Avant que le sauvage ne gare correctement, je saute du véhicule et cours à l’intérieur au risque de me blesser.

Je réponds à la cantonade à quelques salutations et file dans le bureau de mon père, dont j’ouvre la porte sans même prendre la peine de toquer.

_ J’exige que tu vires cet abruti. Tout de suite !

Son fauteuil pivote. Il y est assis, le téléphone collé à l’oreille. Son regard noir m’observe une fraction de secondes. Toutefois, il a la décence d’écourter son appel.

_ Quoi encore ? demande-t-il, d’un ton agacé.

_ Je veux que tu me débarrasses de cet abruti !

_ De qui parles-tu avec tant de grossièreté ?

_ Il s’agit de moi, monsieur.

Mes poils se hérissent quand j’entends la voix profonde du sauvage.

Un sourire moqueur étire les lèvres de papa.

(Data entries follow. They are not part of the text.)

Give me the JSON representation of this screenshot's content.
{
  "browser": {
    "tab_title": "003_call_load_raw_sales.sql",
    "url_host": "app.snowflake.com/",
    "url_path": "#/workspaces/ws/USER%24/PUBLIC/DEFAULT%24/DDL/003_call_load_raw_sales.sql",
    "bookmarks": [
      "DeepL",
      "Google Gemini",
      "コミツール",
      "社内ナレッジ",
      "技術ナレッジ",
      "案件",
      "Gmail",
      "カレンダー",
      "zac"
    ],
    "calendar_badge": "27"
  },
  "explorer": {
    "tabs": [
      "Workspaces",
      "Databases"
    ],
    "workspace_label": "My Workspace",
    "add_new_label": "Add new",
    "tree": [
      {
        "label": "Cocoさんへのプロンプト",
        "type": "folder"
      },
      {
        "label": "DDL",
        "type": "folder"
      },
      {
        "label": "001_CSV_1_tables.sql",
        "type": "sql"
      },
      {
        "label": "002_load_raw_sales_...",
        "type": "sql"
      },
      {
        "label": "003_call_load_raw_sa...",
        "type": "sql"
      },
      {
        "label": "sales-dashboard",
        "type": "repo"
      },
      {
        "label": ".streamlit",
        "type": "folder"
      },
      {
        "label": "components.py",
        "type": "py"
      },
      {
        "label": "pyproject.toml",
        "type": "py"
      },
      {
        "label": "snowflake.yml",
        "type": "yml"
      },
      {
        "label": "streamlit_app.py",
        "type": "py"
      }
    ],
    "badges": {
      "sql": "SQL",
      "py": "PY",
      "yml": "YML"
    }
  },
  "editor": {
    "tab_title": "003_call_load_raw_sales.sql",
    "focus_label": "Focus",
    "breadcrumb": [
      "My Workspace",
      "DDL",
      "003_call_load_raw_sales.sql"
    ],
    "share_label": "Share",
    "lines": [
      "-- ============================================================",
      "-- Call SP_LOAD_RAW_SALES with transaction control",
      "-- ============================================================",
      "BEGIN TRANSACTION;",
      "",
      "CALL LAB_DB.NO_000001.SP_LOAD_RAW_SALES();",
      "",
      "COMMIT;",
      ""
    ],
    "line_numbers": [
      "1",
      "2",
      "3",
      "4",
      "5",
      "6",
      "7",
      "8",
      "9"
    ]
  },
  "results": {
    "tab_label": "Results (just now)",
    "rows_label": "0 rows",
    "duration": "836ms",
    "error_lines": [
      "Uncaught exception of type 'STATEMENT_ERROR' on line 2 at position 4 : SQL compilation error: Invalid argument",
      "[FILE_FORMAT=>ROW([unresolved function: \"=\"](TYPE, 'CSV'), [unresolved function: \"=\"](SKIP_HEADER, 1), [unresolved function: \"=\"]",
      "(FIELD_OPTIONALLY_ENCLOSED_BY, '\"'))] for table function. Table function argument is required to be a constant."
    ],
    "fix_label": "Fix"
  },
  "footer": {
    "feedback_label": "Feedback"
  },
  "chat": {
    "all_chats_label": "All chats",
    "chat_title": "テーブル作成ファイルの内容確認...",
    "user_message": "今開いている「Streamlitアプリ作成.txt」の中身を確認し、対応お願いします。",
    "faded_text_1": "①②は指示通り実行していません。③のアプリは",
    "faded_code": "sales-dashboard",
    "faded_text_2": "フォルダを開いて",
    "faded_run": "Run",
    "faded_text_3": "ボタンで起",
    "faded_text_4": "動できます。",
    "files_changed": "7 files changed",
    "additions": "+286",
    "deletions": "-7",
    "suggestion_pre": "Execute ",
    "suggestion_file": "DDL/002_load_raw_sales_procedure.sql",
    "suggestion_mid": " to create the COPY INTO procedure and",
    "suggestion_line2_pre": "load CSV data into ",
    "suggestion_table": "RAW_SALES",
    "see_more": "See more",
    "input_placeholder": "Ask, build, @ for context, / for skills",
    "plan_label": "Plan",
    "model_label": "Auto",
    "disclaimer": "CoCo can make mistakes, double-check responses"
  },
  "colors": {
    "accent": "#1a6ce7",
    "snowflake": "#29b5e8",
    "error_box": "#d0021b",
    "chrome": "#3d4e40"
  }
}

_ Je vois. La rencontre ne s’est pas bien déroulée apparemment.

_ Malheureusement non. J’ai dû la porter et la menacer de la bâillonner car elle refusait de me suivre.

Mon père éclate de rire.

Pause. Il rigole là ? Il ose rigoler ? Alors…il est de mèche avec ce connard ? Je fais appel à toute ma bonne volonté pour ne pas m’énerver. Bien que ce soit déjà très mal parti.

_ Je veux te parler papa. Et en privé.

_ Si c’est à propos de la présence de monsieur Lawson ici, il n’y a plus rien à ajouter.

_ Ce gars est entré dans mon lycée, m’a ridiculisé devant tout le monde, m’a traité comme une merde et c’est tout ce que tu as à dire ?

_ Aux grands maux, les grands moyens !

Il se fout de moi. Non ! Ils se foutent tous de moi !

_ C’est du gros n’importe quoi ! Tu ne connais même pas ce fils de pute ! Si ça se trouve c’est peut-être un dangereux psychopathe ou un assassin de première et toi tu…

_ Cheryl ! Contrôle ton langage immédiatement !

Putain ! Ce n’est pas vrai ! Dites-moi que je rêve ?

_ Christian Lawson est ton garde-du-corps à partir d’aujourd’hui. Et il n’y a plus rien à redire. Monte dans ta chambre et prépare-toi pour le dîner de ce soir.

_ Un…dîner ?

_ Ne me dis pas que tu as oublié la réception chez les Dancourt ? Cela fait trois semaines que nous t’en parlons.

_ Tu ne veux donc pas virer cet homme ?

_ Le débat est clos.

_ Très bien papa.

Ses sourcils se froncent face à cette inattendue capitulation. Il me lance un regard suspicieux auquel je réponds à un sourire que je sens mesquin.

Ses sourcils se froncent face à cette inattendue capitulation. Il me lance un regard suspicieux auquel je réponds à un sourire que je sens mesquin.

Le connard se décale de la porte pour que je puisse passer mais je n’en fais rien. Les yeux plantés dans les siens, je parle d’une voix audible, de sorte à ce que mon père puisse très bien m’entendre.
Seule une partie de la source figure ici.